Thirty six

Transparency

Yvonne led a discussion about radical transparency.

You’ll recall this thread from my discussion with Yvonne after ‘the Gorooz’ had left the premises.

Yvonne described radical corporate transparency as removing all barriers to the free and easy public access to corporate information, and the development of policies and processes to facilitate and protect such access.

William provided a caveat – where it is legal to do so. For example, it would be illegal to make employee records public.

There appears to be a number of drivers towards radical corporate transparency. First up the question, what have you got to hide? The answer usually conjures up the idea of competitors sneaking a peak at your new product pipeline. But if you accept that no organization can function alone in the 21st Century (see later), you have to open up in order to bring great products to market. There are already examples of so-called co-opetition where competitors cooperate, subject to avoiding activities that might constitute a cartel of course.
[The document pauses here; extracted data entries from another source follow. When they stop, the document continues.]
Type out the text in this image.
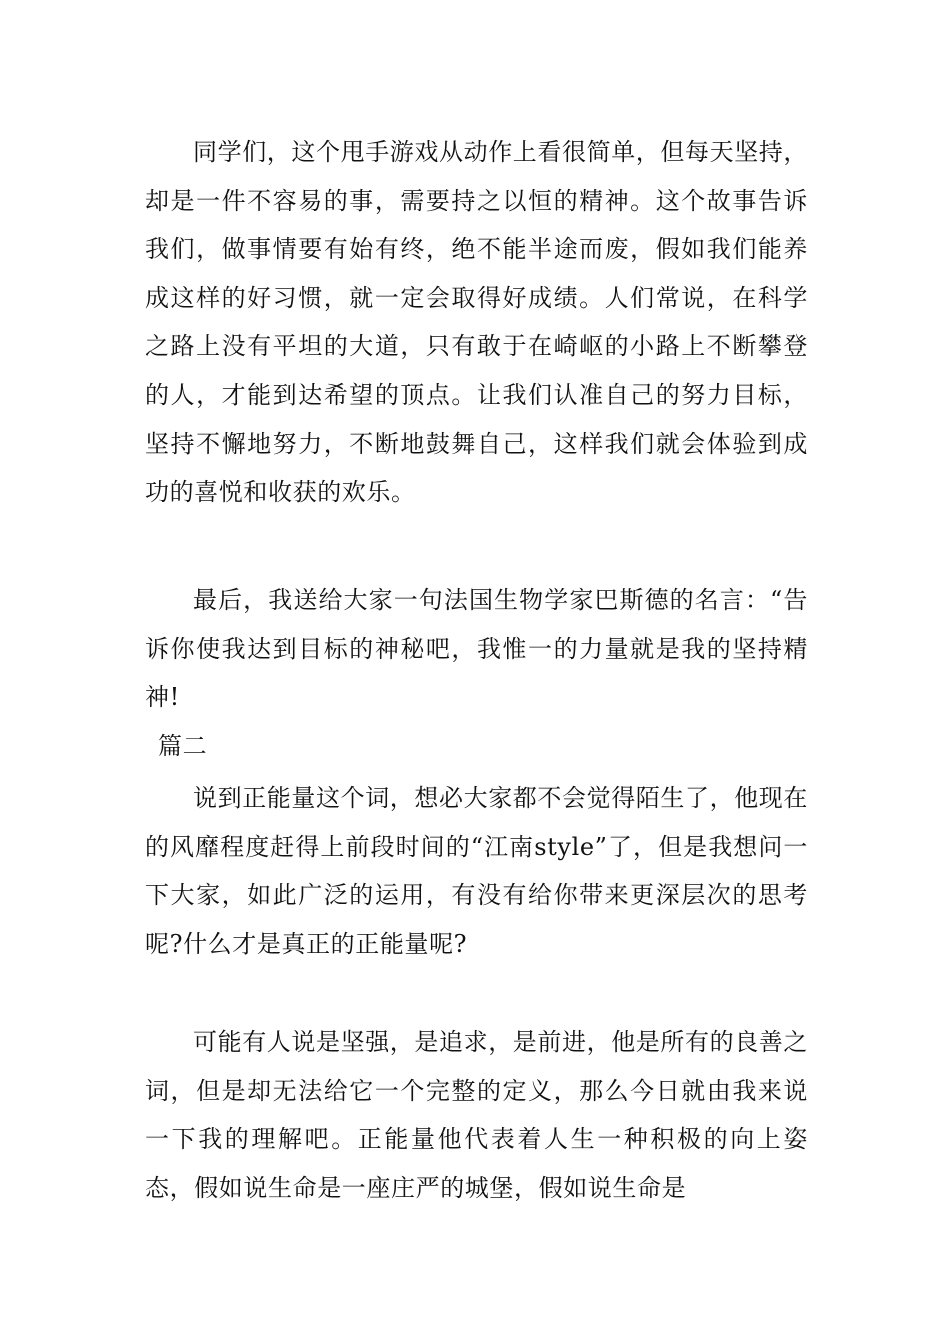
同学们，这个甩手游戏从动作上看很简单，但每天坚持，却是一件不容易的事，需要持之以恒的精神。这个故事告诉我们，做事情要有始有终，绝不能半途而废，假如我们能养成这样的好习惯，就一定会取得好成绩。人们常说，在科学之路上没有平坦的大道，只有敢于在崎岖的小路上不断攀登的人，才能到达希望的顶点。让我们认准自己的努力目标，坚持不懈地努力，不断地鼓舞自己，这样我们就会体验到成功的喜悦和收获的欢乐。

最后，我送给大家一句法国生物学家巴斯德的名言：“告诉你使我达到目标的神秘吧，我惟一的力量就是我的坚持精神!

篇二

说到正能量这个词，想必大家都不会觉得陌生了，他现在的风靡程度赶得上前段时间的“江南style”了，但是我想问一下大家，如此广泛的运用，有没有给你带来更深层次的思考呢?什么才是真正的正能量呢?

可能有人说是坚强，是追求，是前进，他是所有的良善之词，但是却无法给它一个完整的定义，那么今日就由我来说一下我的理解吧。正能量他代表着人生一种积极的向上姿态，假如说生命是一座庄严的城堡，假如说生命是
Secondly, now that social media and related technologies allow the ‘real story’ to emerge sooner or later, why obfuscate or attempt to ‘spin’ it in the short-term? This can only damage reputation further. Sunlight is the best disinfectant.

On this point, Saket reminded us of a question he’d posed a few months back: If the company is a function of the sum of its people over time, how well do they know each other? What do they know? What don’t they know?

He mooted that traditional approaches to making sure data and information were not seen by the ‘wrong eyes’ actually kept data and information away from many of the ‘right eyes’ too. The new challenge was to make the right information available to the right people at the right time in the right format, or better still, equip them with the autonomy to surface what they need when they need it.

ACTION: Yvonne to champion the transparency corner, whatever that might mean.